Aber so ganz einfach ist der Vorgang doch nicht. Büsche von Eichen und Hainbuchen, namentlich Hecken von letzterer Baumart, behalten ihr dürres Land meist bis zum kommenden Frühjahre, bis die dem Aufspringen ganz nahen Knospen es von sich stoßen. Hier mag eine noch unerforschte Ursache das bereits längst Erstorbene mumienartig an der Stelle des Lebens festhalten und der neueingetretene Saftstrom, der die Knospen schwellt, die endliche Beseitigung einleiten, und hier ist es vielleicht wirklich die beginnende Ausdehnung der Knospe, was die todten Blätter wegstößt, früher nahm man diesen Grund für den Laubfall überhaupt an. Allein dies war ein Irrthum. Denn die Knospen sind im Spätsommer meist schon lange vor dem Laubfalle fertig. Eben so irrig erwies sich die Annahme, daß das Abfallen des Blattes dadurch bedingt sei, daß der den Sommer über dicker werdende Trieb allmählich die Anheftungsstelle des Blattes ausdehne und dadurch zuletzt das Blatt losdrücke.

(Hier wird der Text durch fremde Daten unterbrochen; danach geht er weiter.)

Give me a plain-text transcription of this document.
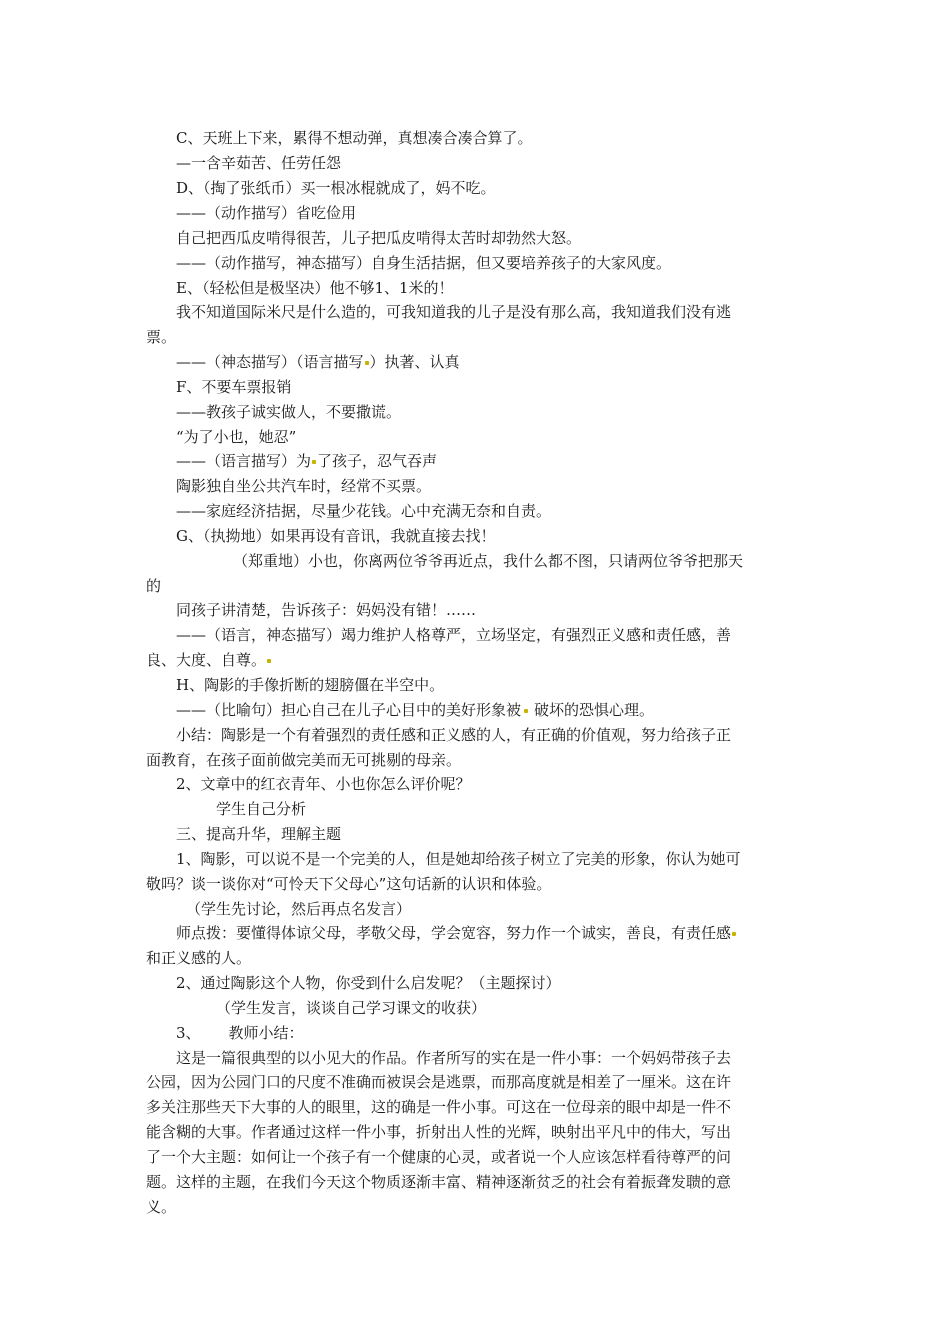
C、天班上下来，累得不想动弹，真想凑合凑合算了。
—一含辛茹苦、任劳任怨
D、（掏了张纸币）买一根冰棍就成了，妈不吃。
——（动作描写）省吃俭用
自己把西瓜皮啃得很苦，儿子把瓜皮啃得太苦时却勃然大怒。
——（动作描写，神态描写）自身生活拮据，但又要培养孩子的大家风度。
E、（轻松但是极坚决）他不够1、1米的！
我不知道国际米尺是什么造的，可我知道我的儿子是没有那么高，我知道我们没有逃
票。
——（神态描写）（语言描写 ）执著、认真
F、不要车票报销
——教孩子诚实做人，不要撒谎。
“为了小也，她忍”
——（语言描写）为 了孩子，忍气吞声
陶影独自坐公共汽车时，经常不买票。
——家庭经济拮据，尽量少花钱。心中充满无奈和自责。
G、（执拗地）如果再设有音讯，我就直接去找！
（郑重地）小也，你离两位爷爷再近点，我什么都不图，只请两位爷爷把那天
的
同孩子讲清楚，告诉孩子：妈妈没有错！……
——（语言，神态描写）竭力维护人格尊严，立场坚定，有强烈正义感和责任感，善
良、大度、自尊。
H、陶影的手像折断的翅膀僵在半空中。
——（比喻句）担心自己在儿子心目中的美好形象被 破坏的恐惧心理。
小结：陶影是一个有着强烈的责任感和正义感的人，有正确的价值观，努力给孩子正
面教育，在孩子面前做完美而无可挑剔的母亲。
2、文章中的红衣青年、小也你怎么评价呢？
学生自己分析
三、提高升华，理解主题
1、陶影，可以说不是一个完美的人，但是她却给孩子树立了完美的形象，你认为她可
敬吗？谈一谈你对“可怜天下父母心”这句话新的认识和体验。
（学生先讨论，然后再点名发言）
师点拨：要懂得体谅父母，孝敬父母，学会宽容，努力作一个诚实，善良，有责任感
和正义感的人。
2、通过陶影这个人物，你受到什么启发呢？（主题探讨）
（学生发言，谈谈自己学习课文的收获）
3、 教师小结：
这是一篇很典型的以小见大的作品。作者所写的实在是一件小事：一个妈妈带孩子去
公园，因为公园门口的尺度不准确而被误会是逃票，而那高度就是相差了一厘米。这在许
多关注那些天下大事的人的眼里，这的确是一件小事。可这在一位母亲的眼中却是一件不
能含糊的大事。作者通过这样一件小事，折射出人性的光辉，映射出平凡中的伟大，写出
了一个大主题：如何让一个孩子有一个健康的心灵，或者说一个人应该怎样看待尊严的问
题。这样的主题，在我们今天这个物质逐渐丰富、精神逐渐贫乏的社会有着振聋发聩的意
义。
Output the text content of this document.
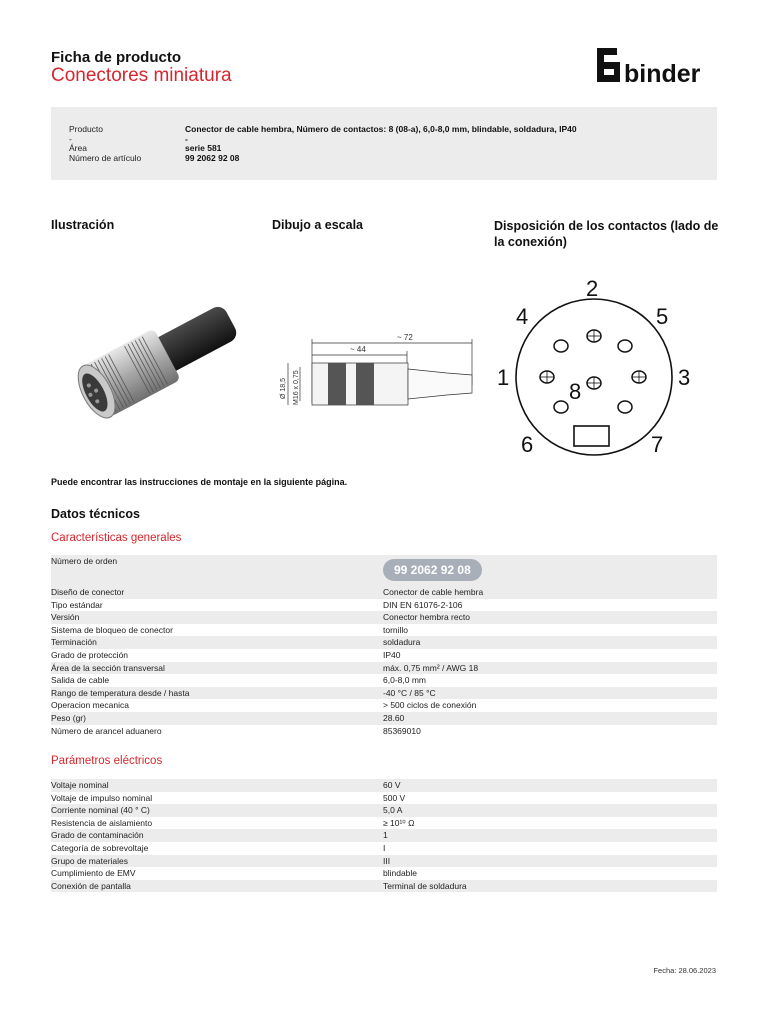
Ficha de producto
Conectores miniatura	binder
Producto	Conector de cable hembra, Número de contactos: 8 (08-a), 6,0-8,0 mm, blindable, soldadura, IP40
-	-
Área	serie 581
Número de artículo	99 2062 92 08
Ilustración	Dibujo a escala	Disposición de los contactos (lado de la conexión)
~ 72
~ 44
Ø 18,5 M16 x 0,75	1
2
3
4	5
6	7
8
Puede encontrar las instrucciones de montaje en la siguiente página.
Datos técnicos
Características generales
Número de orden	99 2062 92 08
Diseño de conector	Conector de cable hembra
Tipo estándar	DIN EN 61076-2-106
Versión	Conector hembra recto
Sistema de bloqueo de conector	tornillo
Terminación	soldadura
Grado de protección	IP40
Área de la sección transversal	máx. 0,75 mm² / AWG 18
Salida de cable	6,0-8,0 mm
Rango de temperatura desde / hasta	-40 °C / 85 °C
Operacion mecanica	> 500 ciclos de conexión
Peso (gr)	28.60
Número de arancel aduanero	85369010
Parámetros eléctricos
Voltaje nominal	60 V
Voltaje de impulso nominal	500 V
Corriente nominal (40 ° C)	5,0 A
Resistencia de aislamiento	≥ 10¹⁰ Ω
Grado de contaminación	1
Categoría de sobrevoltaje	I
Grupo de materiales	III
Cumplimiento de EMV	blindable
Conexión de pantalla	Terminal de soldadura
Fecha: 28.06.2023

Alles bisher Gesagte gilt blos von unseren sommergrünen Laubholzbäumen und von dem einzigen sommergrünen Nadelholz, dem Lärchenbaume, denn bekanntlich fallen dessen Nadeln im Herbst sogar noch früher, als manches Laubholzbaumes Blätter. Die immer- oder wintergrünen Bäume: Fichte, Tanne, Kiefer, Taxus, Wachholder und die in manchen Gegenden Deutschlands gemeine Stechpalme oder Hülse, Ilex aquifolia, ein kleiner Laubholzbaum, sind zwar immer grün, aber sie verlieren dennoch ihre Nadeln und die letztere ihre Blätter, nur nicht in demselben Jahre, wo sie wuchsen; sie verlieren sie auf dieselbe Weise und aus demselben Grunde und an den Zweigen bleiben dieselben regelmäßigen Narben zurück. Im Durchschnitt fallen diese starren Blattgebilde erst im dritten, vierten oder fünften Jahre ab, was trotz der Feinheit derselben den Nadelhölzern doch die dichten Kronen verleibt. An den Laubbolzbäumen stehen die Blätter stets nur an den diesjährigen Trieben, an den Nadelhölzern die Nadeln an den ein-, zwei-, drei- bis vier- und fünfjährigen, ja an jungen Tannen findet man zuweilen noch sechs- und siebenjährige Nadeln.

Darin aber liegt noch ein fernerer erheblicher Unterschied zwischen den Blättern und den Nadeln, daß jedes Laubblatt uns in einer Knospe eine Gewähr der nächstjährigen Verjüngung hinterläßt, während die Kiefer streng nur an den Spitzen der Triebe, und Fichte und Tanne außer diesen Endknospen nur noch einige wenige Seitenknospen an den Trieben hervortreibt. Zum Theil aus diesem Grunde hat die völlige Entnadelung fast immer den unausbleiblichen Tod des Baumes zur Folge, während Entlaubung, etwa durch schädliche Insecten, nur in mehrmaliger Wiederholung den Tod bringt.